Bobby, the Emilio Estevez film about the day Robert F. Kennedy was killed, sets itself up as a classic Altmanesque ensemble drama. The obvious antecedent is Altman’s 1975 film Nashville, which uses the country-music capital of the world as the backdrop for a set of intertwining stories. Like that film, Bobby focuses on a single location (the Ambassador Hotel in Los Angeles) and features two dozen major characters in or around its sphere. Perhaps coincidentally, both films also feature presidential candidates that don’t appear onscreen (except, in the case of Bobby, as archival footage) and climax with an assassination.

What interested me about Bobby was the decision to extend the scope of the Kennedy shooting beyond the senator, his family, and campaign entourage to the rest of the hotel’s staff and occupants who happened to be there on June 5, 1968, many of whom went through the day with plenty of other things on their minds. (Freddy Rodriguez, for instance, plays a kitchen worker who’s bummed that he can’t watch Dodgers pitcher Don Drysdale attempt a sixth straight shut-out that night.) Historical fiction films provide an opportunity for a writer or director to tilt the narrative prism away from the oft-told tales, and in not even bothering to introduce Sirhan Sirhan, much less examine his motivations for killing RFK, Estevez’s tack is admirable.

At the same time, most of the narratives Estevez weaves in Bobby are just as concerned with the bloated momentousness of the occasion as the ones they’ve ostensibly replaced. We get a pair of eager campaign volunteers dropping acid for the first time, a young man getting married to avoid the draft, and a Czech reporter taking a break from the tumult in Prague to request an interview with Kennedy, all of whom seem to exist for no other reason than to make the shallow point that 1968 was crazy, man. This allows the film to promote its thesis that Bobby represented a unified hope for the future, bringing the ensemble together metaphorically as well as literally, but it treats its characters as simple stand-ins for a hastily sketched zeitgeist.

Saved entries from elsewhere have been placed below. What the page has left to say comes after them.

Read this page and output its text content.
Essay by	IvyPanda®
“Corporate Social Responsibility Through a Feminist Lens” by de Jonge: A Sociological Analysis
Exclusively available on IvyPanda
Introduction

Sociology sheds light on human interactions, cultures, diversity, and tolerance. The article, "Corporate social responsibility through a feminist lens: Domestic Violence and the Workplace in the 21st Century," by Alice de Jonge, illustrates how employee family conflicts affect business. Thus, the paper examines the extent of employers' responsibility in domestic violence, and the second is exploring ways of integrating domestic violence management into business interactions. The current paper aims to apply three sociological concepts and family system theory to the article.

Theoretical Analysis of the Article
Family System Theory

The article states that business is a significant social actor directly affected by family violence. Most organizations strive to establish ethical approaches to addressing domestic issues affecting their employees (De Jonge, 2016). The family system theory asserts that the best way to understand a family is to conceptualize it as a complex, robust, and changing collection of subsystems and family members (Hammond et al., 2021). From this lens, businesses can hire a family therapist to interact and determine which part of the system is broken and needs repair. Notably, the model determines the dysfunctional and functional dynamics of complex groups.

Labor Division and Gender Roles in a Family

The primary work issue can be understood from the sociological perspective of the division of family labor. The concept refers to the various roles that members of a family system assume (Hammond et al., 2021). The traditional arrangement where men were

Perhaps if these vignettes were more dramatically satisfying, I’d have less of an issue with them. (A well-acted, racially charged scene in which chef Laurence Fishburne presides over a table of Latino cooks is a notable exception.) But while watching the film, what I longed for, I suppose, was the way United 93 strips away all the bluster and symbolism that continue to surround 9/11 and depicts exactly what happened that clear Tuesday morning, however mundane. Or maybe the way that Nashville uses its large cast to embody the growing fragmentation of American culture, instead of forcing a hokey sense of unity at the end, as Bobby does, with a long-winded speech by someone we’ve only seen on TV.